Para o Ministério Público do Estado de Mato Grosso (MPE), essa paralisação
interrompe principalmente a análise em curso e faz com que os servidores
continuem suportando os efeitos dos contratos questionados enquanto o mérito da
ação não é analisado pela Justiça.
Esse é o
principal argumento do Agravo Interno apresentado pelo MPE ao Tribunal de
Justiça de Mato Grosso. No recurso, o órgão pede que a suspensão da Ação Civil
Pública seja revista para que a revisão dos contratos continue. O processo foi
paralisado com base em precedentes do Superior Tribunal de Justiça (STJ) que
tratam de situações diferentes das apuradas em Mato Grosso.
Na
avaliação da instituição, a ação coletiva não discute apenas contratos
individuais de cartão consignado, mas reúne indícios de irregularidades mais
amplas, entre elas, averbações sem autorização, suspeitas de fraudes em
assinaturas, transferência de contratos entre instituições financeiras e outras
situações que ainda dependem da produção de provas.
Esses
argumentos convergem com os fundamentos já defendidos pelas entidades sindicais
representadas pelo escritório AFG & Taques. Tanto o MPE quanto os
sindicatos sustentam que a Ação Civil Pública não se limita à discussão de
contratos individuais de consignado, mas apura possíveis irregularidades de
caráter coletivo. Por essa razão, defendem que a suspensão do processo não
impeça a continuidade da revisão e da requalificação dos contratos.
Para
Murilo Gonçalves, a principal preocupação neste momento não é antecipar o
resultado da ação, mas garantir que as revisões contratuais sejam concluídas
antes de qualquer decisão definitiva. Segundo o advogado, essa é a melhor forma
de assegurar uma resposta consistente aos servidores e segurança jurídica ao
próprio processo.
“A
decisão que vier ao final dessa ação terá impacto sobre milhares de servidores
públicos. Por isso, ela precisa ser construída com base em uma ampla revisão
dos contratos. É essa a razão de defendermos que o eventual sobrestamento em
razão dos Temas do STJ não impeça a continuidade da revisão e da requalificação
dos contratos antes do julgamento do mérito.”
Outro
argumento apresentado pelo Agravo Interno é que a suspensão ocorreu justamente
quando o Estado já realizava uma revisão técnica dos contratos por meio de uma
força-tarefa formada pela Controladoria-Geral do Estado (CGE) e pela Secretaria
de Estado de Planejamento e Gestão (Seplag).
Como o
caso chegou até aqui
A atuação
coletiva teve início em maio de 2025, quando entidades sindicais representadas
pelo escritório AFG & Taques passaram a questionar, na esfera
administrativa e judicial, possíveis irregularidades em contratos de
consignados relatadas por servidores públicos estaduais.
Ao longo
da revisão dos contratos, o Governo do Estado ampliou os procedimentos de
análise e suspendeu operações de instituições financeiras diante de indícios de
irregularidades. Em junho de 2026, a Ação Civil Pública foi suspensa por
decisão judicial fundamentada nos Temas Repetitivos nº 1.328 e nº 1.414 do STJ.
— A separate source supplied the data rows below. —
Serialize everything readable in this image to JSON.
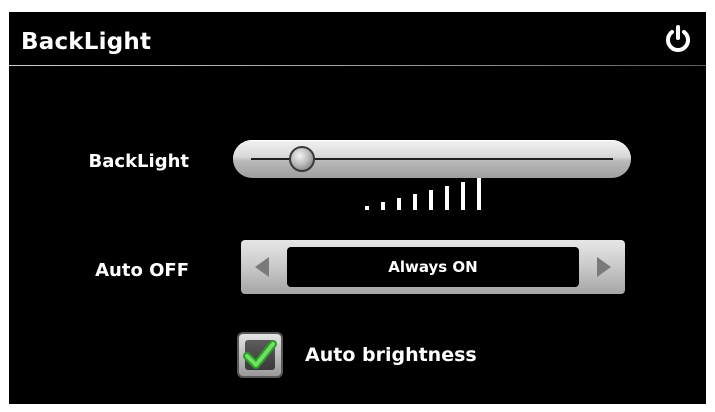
{
  "header": {
    "title": "BackLight",
    "power_icon": "power-icon"
  },
  "backlight": {
    "label": "BackLight",
    "level_fraction": 0.14,
    "level_bars": 8
  },
  "auto_off": {
    "label": "Auto OFF",
    "value": "Always ON",
    "prev_icon": "triangle-left-icon",
    "next_icon": "triangle-right-icon"
  },
  "auto_brightness": {
    "label": "Auto brightness",
    "checked": true,
    "check_icon": "checkmark-icon"
  },
  "colors": {
    "background": "#000000",
    "text": "#ffffff",
    "check_green": "#3fc23a"
  }
}
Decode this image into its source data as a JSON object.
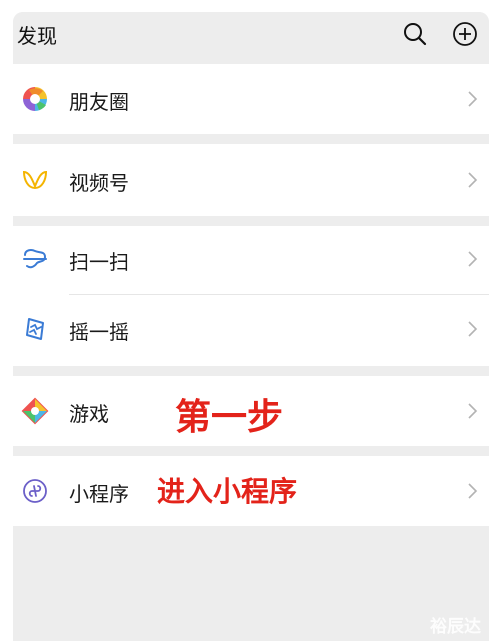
{
  "header": {
    "title": "发现",
    "search_icon": "search-icon",
    "add_icon": "plus-circle-icon"
  },
  "items": [
    {
      "label": "朋友圈",
      "icon": "moments-icon"
    },
    {
      "label": "视频号",
      "icon": "channels-icon"
    },
    {
      "label": "扫一扫",
      "icon": "scan-icon"
    },
    {
      "label": "摇一摇",
      "icon": "shake-icon"
    },
    {
      "label": "游戏",
      "icon": "game-icon"
    },
    {
      "label": "小程序",
      "icon": "mini-program-icon"
    }
  ],
  "annotations": {
    "step1": "第一步",
    "enter_mini_program": "进入小程序"
  },
  "watermark": "裕辰达",
  "colors": {
    "background": "#ededed",
    "card": "#ffffff",
    "annotation": "#e3231a",
    "channels_accent": "#f4b400",
    "scan_accent": "#3a7bd5",
    "mini_program_accent": "#6b5fc8"
  }
}
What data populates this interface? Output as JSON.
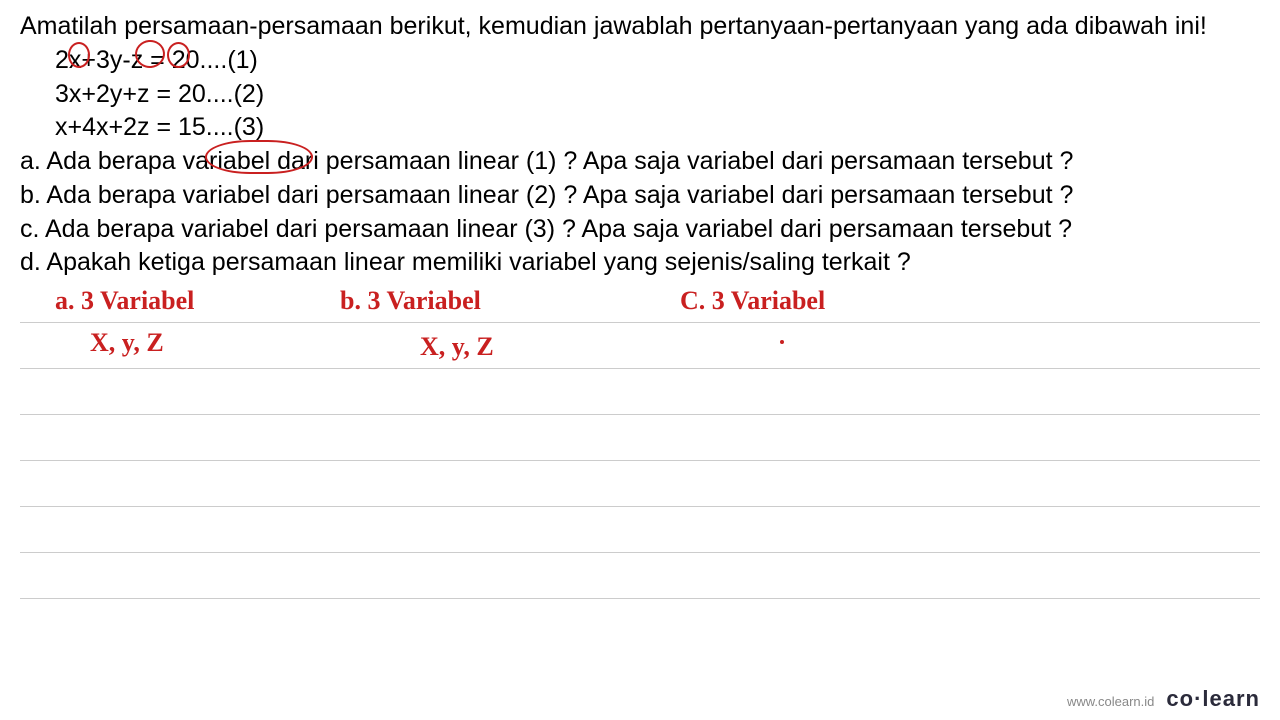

Contra essa decisão, as entidades sindicais e o Ministério Público recorreram
para pedir o prosseguimento do processo e a continuidade da revisão dos
contratos, por entenderem que a Ação Civil Pública não possui pertinência com
os Temas Repetitivos nº 1.328 e nº 1.414 do Superior Tribunal de Justiça.
Atualmente,
a ação reúne a Federação Sindical dos Servidores Públicos do Estado de Mato
Grosso (Fessp-MT), Sinpaig-MT, Sindes-MT, Sintema-MT, Sintesmat, Sintep-MT e
Sintap-MT, que abrange cerca de 40 mil servidores estaduais.